El bus era la gloria, cómodas sillas, aire acondicionado y un refresco suplían todas las necesidades. Nos quedamos dormidos. En poco tiempo llegamos a Bosconia reciente municipalidad nacida en 1958, cuyo nombre hace honor a Don Bosco, iniciador de la orden de los salesianos en Colombia. Fue fundada por asentamientos campesinos e invasiones. Ubicada en un punto estratégico en el que confluía la estación del ferrocarril del Atlántico y las vías que conducen a los municipios de Fundación, Plato y a las ciudades de Valledupar, Barranquilla y Santa Marta.

El turismo, junto a la ganadería, son los renglones sobresalientes de su economía. Entre los sitios de interés del municipio y festividades se destacan el Canal Garcés, la fuente de agua subterránea el manantial y la vereda Puerto Lajas con las playas del río Ariguaní. Algunas de las festividades destacadas son las fiestas patronales San Juan Bosco, el Cumpleaños de Bosconia, Reinado municipal, el Festival Folclórico y Cultural Cuenca de Ariguaní, así como la celebración del Día Nacional de la solidaridad y la memoria de las víctimas del conflicto armado, establecido por la Presidencia de la República en 2011.

Nos acercamos a una panadería a descansar. A las 4:00 pm no habíamos almorzado. Merendamos avena fría con pan a la espera del plato fuerte en Santa Marta. Me imaginaba en pocas horas disfrutar de la brisa y del mar samarios mientras saboreaba un delicioso plato costeño. Apresuradamente caminamos por la calle principal del pueblo. El tráfico era caótico, buses, camiones, carros y moto taxis entorpecían el fluido vehicular por la estrecha 45. La ocasión perfecta para abordar imperceptiblemente nuestro próximo transporte.
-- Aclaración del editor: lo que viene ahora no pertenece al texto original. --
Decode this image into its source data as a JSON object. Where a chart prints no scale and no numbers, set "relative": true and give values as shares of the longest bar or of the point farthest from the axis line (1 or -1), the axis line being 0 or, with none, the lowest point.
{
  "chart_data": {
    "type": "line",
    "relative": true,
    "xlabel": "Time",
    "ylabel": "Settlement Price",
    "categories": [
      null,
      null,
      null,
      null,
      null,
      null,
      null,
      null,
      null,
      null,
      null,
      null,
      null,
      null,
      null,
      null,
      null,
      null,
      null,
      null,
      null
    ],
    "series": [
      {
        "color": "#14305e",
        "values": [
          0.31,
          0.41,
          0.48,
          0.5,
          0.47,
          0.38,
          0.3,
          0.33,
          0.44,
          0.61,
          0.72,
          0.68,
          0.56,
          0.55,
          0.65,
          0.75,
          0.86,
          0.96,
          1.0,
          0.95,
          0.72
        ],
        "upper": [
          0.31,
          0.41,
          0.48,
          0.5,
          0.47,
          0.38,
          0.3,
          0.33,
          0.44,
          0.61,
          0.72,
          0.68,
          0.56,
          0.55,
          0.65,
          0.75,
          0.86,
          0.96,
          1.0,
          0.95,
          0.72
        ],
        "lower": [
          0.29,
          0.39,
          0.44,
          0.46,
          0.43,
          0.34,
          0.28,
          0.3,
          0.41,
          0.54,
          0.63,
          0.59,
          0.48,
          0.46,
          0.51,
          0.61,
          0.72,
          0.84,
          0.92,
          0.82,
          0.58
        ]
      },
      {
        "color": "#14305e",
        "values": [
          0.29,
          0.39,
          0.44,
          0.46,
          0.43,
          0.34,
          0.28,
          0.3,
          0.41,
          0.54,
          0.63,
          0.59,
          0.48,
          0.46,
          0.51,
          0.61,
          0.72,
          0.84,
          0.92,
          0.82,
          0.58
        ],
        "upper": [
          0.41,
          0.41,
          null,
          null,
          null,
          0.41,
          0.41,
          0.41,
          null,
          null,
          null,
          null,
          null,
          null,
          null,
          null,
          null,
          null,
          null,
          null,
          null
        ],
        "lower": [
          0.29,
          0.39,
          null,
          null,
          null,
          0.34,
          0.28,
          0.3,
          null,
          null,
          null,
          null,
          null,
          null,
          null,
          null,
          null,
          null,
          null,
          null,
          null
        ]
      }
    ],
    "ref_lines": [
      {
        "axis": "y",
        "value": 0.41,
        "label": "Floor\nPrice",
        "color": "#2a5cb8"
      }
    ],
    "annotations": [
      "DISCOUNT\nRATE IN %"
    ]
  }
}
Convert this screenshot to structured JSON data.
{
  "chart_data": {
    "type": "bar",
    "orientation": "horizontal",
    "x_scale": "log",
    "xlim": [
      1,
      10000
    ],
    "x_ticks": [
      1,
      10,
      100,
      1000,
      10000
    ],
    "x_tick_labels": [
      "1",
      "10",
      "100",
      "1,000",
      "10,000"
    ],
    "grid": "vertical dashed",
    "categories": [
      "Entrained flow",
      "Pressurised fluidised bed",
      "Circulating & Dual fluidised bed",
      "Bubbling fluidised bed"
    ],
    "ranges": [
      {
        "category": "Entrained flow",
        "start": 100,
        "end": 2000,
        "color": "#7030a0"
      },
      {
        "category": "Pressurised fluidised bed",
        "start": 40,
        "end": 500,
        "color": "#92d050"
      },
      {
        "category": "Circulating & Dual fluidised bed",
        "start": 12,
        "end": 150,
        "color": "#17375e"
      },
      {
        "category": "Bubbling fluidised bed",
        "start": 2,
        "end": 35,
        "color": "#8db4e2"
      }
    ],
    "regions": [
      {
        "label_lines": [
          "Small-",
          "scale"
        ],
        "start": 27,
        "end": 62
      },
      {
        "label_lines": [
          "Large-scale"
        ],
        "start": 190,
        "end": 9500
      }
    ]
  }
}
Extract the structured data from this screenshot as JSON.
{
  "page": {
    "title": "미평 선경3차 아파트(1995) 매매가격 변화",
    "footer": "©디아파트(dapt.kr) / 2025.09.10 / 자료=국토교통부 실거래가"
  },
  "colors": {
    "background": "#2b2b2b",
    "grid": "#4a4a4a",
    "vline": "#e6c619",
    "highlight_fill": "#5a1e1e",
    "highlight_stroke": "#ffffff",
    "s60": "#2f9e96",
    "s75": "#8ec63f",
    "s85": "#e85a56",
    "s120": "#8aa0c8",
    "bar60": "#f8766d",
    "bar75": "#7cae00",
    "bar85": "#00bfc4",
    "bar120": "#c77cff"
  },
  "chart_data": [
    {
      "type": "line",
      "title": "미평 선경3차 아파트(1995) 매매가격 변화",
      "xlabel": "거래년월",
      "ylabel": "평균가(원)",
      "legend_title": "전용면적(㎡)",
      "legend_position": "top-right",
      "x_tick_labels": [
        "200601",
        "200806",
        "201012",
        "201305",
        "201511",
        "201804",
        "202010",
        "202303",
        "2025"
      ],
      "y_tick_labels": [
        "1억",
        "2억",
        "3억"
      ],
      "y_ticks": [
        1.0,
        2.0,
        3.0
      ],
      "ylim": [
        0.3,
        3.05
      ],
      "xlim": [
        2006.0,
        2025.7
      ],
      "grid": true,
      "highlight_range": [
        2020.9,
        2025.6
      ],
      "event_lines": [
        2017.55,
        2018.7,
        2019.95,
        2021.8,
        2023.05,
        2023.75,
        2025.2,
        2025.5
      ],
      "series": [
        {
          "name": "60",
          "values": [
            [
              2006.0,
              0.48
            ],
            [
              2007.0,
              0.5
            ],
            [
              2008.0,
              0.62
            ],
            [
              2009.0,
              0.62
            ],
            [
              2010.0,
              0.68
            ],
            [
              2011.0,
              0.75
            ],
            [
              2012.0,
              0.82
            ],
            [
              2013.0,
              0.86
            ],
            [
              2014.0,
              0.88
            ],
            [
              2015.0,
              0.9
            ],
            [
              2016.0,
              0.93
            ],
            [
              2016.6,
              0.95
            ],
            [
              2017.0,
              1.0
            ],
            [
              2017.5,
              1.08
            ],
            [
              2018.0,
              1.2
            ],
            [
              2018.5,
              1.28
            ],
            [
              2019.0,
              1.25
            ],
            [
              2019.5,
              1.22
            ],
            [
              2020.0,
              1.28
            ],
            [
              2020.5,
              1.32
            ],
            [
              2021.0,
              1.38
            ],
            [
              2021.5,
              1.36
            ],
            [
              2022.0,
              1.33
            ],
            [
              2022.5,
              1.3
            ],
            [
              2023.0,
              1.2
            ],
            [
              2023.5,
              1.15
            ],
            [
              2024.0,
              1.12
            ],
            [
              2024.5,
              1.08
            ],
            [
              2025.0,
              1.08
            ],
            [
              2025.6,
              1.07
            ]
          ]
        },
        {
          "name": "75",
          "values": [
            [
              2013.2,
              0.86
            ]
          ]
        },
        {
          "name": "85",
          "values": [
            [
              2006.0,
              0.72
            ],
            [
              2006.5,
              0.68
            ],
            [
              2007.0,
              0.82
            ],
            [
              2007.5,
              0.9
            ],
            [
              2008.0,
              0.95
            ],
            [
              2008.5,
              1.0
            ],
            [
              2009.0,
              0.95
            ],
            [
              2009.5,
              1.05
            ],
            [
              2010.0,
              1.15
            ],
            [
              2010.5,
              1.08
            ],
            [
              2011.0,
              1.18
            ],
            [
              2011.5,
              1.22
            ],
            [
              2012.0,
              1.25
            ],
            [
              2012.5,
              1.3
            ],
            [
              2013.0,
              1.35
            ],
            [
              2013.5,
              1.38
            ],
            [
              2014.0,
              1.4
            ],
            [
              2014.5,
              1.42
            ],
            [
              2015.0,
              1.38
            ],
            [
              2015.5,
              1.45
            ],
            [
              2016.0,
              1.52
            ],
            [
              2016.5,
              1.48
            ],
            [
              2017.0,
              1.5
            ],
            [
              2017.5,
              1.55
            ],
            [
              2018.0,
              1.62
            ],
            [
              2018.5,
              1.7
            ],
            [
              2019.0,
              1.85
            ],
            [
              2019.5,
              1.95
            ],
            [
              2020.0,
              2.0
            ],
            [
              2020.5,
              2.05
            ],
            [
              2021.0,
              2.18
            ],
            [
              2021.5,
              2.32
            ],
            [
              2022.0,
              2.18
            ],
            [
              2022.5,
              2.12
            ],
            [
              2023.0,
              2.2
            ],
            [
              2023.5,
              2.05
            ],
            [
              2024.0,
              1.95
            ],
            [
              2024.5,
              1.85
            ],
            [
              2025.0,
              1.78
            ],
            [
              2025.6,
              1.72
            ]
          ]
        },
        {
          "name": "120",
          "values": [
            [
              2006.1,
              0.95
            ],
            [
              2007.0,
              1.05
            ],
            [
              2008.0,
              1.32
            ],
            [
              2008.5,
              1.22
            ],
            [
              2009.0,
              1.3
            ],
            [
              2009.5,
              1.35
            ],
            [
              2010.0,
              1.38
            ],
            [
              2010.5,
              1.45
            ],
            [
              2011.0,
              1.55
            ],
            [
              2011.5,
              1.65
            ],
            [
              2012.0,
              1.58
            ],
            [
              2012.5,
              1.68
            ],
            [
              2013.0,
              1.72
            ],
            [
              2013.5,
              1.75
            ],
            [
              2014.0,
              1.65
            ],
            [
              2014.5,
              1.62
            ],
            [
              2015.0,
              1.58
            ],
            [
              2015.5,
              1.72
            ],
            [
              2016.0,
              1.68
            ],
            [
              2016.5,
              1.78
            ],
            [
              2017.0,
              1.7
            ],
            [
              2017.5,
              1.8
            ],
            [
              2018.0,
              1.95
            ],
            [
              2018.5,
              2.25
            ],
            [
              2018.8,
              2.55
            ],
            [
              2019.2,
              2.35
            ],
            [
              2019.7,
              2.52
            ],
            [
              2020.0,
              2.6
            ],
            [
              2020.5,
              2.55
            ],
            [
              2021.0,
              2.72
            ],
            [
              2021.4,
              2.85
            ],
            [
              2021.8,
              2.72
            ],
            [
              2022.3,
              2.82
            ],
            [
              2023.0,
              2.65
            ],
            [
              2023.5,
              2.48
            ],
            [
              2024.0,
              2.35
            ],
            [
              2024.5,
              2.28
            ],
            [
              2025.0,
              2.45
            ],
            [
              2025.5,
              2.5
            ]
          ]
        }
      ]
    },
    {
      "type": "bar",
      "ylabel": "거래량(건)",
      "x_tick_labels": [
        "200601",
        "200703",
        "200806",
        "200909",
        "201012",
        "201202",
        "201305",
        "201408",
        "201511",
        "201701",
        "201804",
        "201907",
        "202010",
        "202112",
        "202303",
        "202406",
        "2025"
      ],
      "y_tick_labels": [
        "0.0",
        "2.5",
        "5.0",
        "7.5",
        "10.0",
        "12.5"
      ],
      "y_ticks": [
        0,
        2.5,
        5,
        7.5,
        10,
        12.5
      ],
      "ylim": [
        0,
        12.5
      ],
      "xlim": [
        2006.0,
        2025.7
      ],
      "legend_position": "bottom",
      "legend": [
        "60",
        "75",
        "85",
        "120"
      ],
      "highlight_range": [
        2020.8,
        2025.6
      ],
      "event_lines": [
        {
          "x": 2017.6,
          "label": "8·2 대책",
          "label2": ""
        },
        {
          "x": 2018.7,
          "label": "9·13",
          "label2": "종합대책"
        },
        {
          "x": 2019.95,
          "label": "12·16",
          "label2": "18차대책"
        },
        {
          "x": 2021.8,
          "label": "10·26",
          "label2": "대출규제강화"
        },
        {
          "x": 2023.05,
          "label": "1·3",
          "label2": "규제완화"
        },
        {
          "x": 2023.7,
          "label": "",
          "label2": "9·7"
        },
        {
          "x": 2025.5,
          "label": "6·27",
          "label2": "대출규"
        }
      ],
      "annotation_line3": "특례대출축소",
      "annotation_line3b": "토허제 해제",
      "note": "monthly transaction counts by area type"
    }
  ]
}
En un giro de cuello observé un vacío tráiler de estacas que se aproximaba. Les avisé. Nos frotamos las manos mientras preparábamos el asalto.

Sin percances, abordamos el carguero por entre la madera. El vehículo salió del pueblo y nosotros con él. No había avanzado 1 kilómetro cuando bruscamente frenó junto a la carretera. El molesto chofer saltó de su silla y se dirigió hacia nosotros. preguntó quiénes éramos, a la vez que nos increpó a abandonar su propiedad. De nuevo, Andrés con su calmada y ralentizada voz explicó nuestro origen, propósito y destino. A regañadientes el hombre aceptó nuestra presencia, aunque se limitó en llevarnos hasta el Copey, municipio a 22 kilómetros.

En pocos minutos transitamos la despejada sabana que al atardecer ofrecía arreboles degradados de azul, naranja y amarillo. Con una luna que tímidamente se asomaba brindaban una postal digna de enmarcar. Como de costumbre, mis compañeros decidieron acompañar aquel espectáculo natural con su verde y humeante naturaleza.

Desembarcamos en el Copey, municipio conocido como la Villa del Cesar, dada la afluencia de poblaciones de diferentes departamentos. Sus amplias planicies permiten una economía basada en algodón, ganadería extensiva y palma de aceite. A dos días de navidad, el ambiente ya era de fiesta. Música elevada, baile y gente bebiendo a las afueras de sus casas así lo manifestaban.

Descendimos por la calle principal en busca del reductor de velocidad, mientras observamos y éramos observados por los habitantes del pueblo. En el camino compré un agua en bolsa sorpresivamente barata, 200 pesos, pedí 2 para mis compañeros. Llegamos a las afueras del pueblo donde nos apostamos junto una humilde vivienda en la que dos niños correteaban. Allí esperamos un nuevo tráiler. Se llegaron las 8 de la noche y no lo habíamos logrado. Las 9:00 pm. Ya pensábamos en tomar un colectivo. El último y si no en bus, dijimos. 15 minutos después, un alto y cargado remolque se detuvo en frente a una tienda. Sin dudarlo, corrimos hasta él y nos subimos.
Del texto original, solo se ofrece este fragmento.